The capitalist will stop here and say that all change will now stop and everything is perfect. The Marxist will not only admit, but promote the idea that things are better for more people in capitalism than they were under slavery. However, this does not stop history. Just as feudalism had changed the way people think of themselves and become successful enough that another class became more important, so capitalism has and will (or we'll all die and things will be barbarous and terrible).

All we do is acknowledge that these things exist and that, as a whole, more material goods are produced more efficiently with each turn of history. There will be another one. This is not a bad thing.

---

How confident are you that it can be achieved on a larger scale?
Industrial, urban societies are very alienating.

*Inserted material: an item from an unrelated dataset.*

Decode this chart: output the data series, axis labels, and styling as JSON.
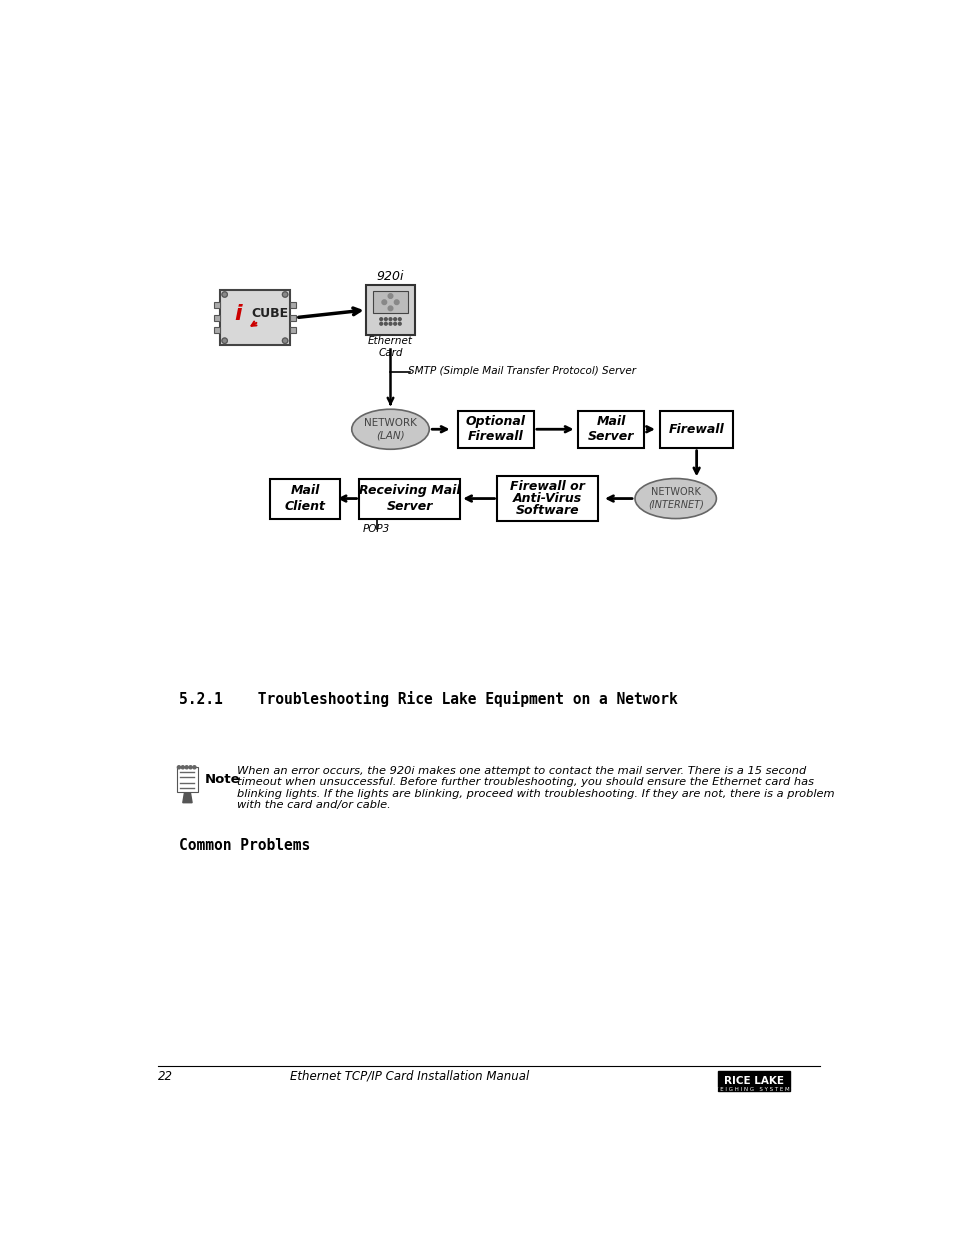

As mentioned above, I'm as sure things will be changed on a larger scale as I am sure that the sunlight will negate the night around me at this moment. While it's possible everything will get worse and we'll degenerate into some nightmare version of industrialized feudalism as the libertarians promote—I still think things will get better as, even in the darkest possible times, history still moves forward and people won't put up with a lie in history for long. Now, this said, we could also all be nuked or a meteor could fall for the sky, or marked with explosive nanoites or some other damned thing. So this isn't a sure thing we can sit back and wait for.

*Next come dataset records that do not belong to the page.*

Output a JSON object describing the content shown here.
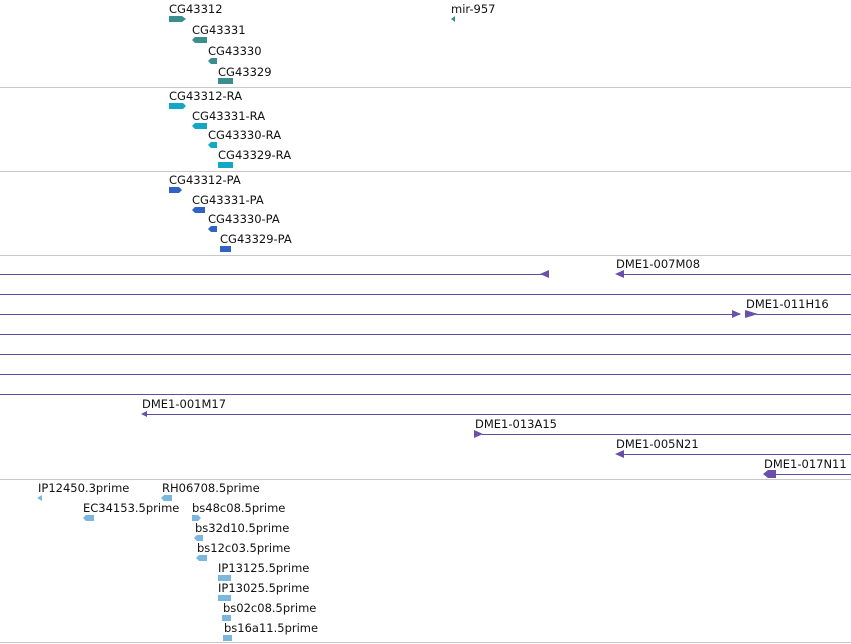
{
  "colors": {
    "gene": "#3a8f8c",
    "transcript": "#12a7c4",
    "protein": "#2f63c6",
    "clone": "#6b4fa8",
    "est": "#7bb6de",
    "separator": "#c8c8c8"
  },
  "genes": [
    "CG43312",
    "CG43331",
    "CG43330",
    "CG43329",
    "mir-957"
  ],
  "transcripts": [
    "CG43312-RA",
    "CG43331-RA",
    "CG43330-RA",
    "CG43329-RA"
  ],
  "proteins": [
    "CG43312-PA",
    "CG43331-PA",
    "CG43330-PA",
    "CG43329-PA"
  ],
  "clones": [
    "DME1-007M08",
    "DME1-011H16",
    "DME1-001M17",
    "DME1-013A15",
    "DME1-005N21",
    "DME1-017N11"
  ],
  "ests": [
    "IP12450.3prime",
    "RH06708.5prime",
    "EC34153.5prime",
    "bs48c08.5prime",
    "bs32d10.5prime",
    "bs12c03.5prime",
    "IP13125.5prime",
    "IP13025.5prime",
    "bs02c08.5prime",
    "bs16a11.5prime"
  ]
}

Marx wrote:The philosophers have only interpreted the world, in various ways; the point is to change it.


Industrial societies can be alienating. Though I won't bore you with it, Marxism largely started as a way to combat alienation.
#14319718
AFAIK wrote:To date what is the closest humans (2 or more) have gotten to practicing, "From each according to his abilities. To each according to his needs"?

The family unit?
Hunter Gather tribes?

How confident are you that it can be achieved on a larger scale?
Industrial, urban societies are very alienating.


As to being achieved on a large scale, communism really only works that way. Look at Cuba. They've clung to socialist economics for a long time, but since the end of trade with the USSR, they have been in a real squeeze. Why? well the right says Marxism, the left says the blockade. The fact is though, that at this point the Cubans' biggest problem (economically, not necessarily socially) is that they can't create a sustainable economy with almost no one but the Chinese daring to go through the blockade. And since the Chinese are the only major manufactures to do so, they can unload even crappier stuff on the Cubans than they do on us.

But I think you want a more theoretical application. again yes, we can do it. As you said, a large industrialized society can be alienating. The solution in my opinion is large amounts of accountability and transparency in the system. This may seem obvious to most people, but the fact is that it was a lack of these things which caused Mao's great leap forwards to fail. The premise was goo, industrialize China, but if you research it he had some crazy stupid ideas, and no one could tell him. Even when they failed, people lied rather than tell him it was his ideas that were the problem. The fact is that historically, publicly owned economies function very well at first, with high productivity from enthusiastic people, but then problems happen and no one wants to admit they do, and that leads to shortages, corruption, etc. Both Stalin and Mao and many other Communist governments have worried that if they admit their mistakes, they'd lose legitimacy, but in reality they still lost it behind the scenes.

It is theoretically possible to have a grassroots centrally planned economy, really it just means checks and balances (I am an American communist) to ensure that political power is not overly concentrated. The system of soviets which were initially used in the Soviet union would be a example to look to. There is of course the fact that those still let Stalin take power, but that has a lot to do with Russian history, bad luck, and a lot of well planned corruption on the part of Stalin.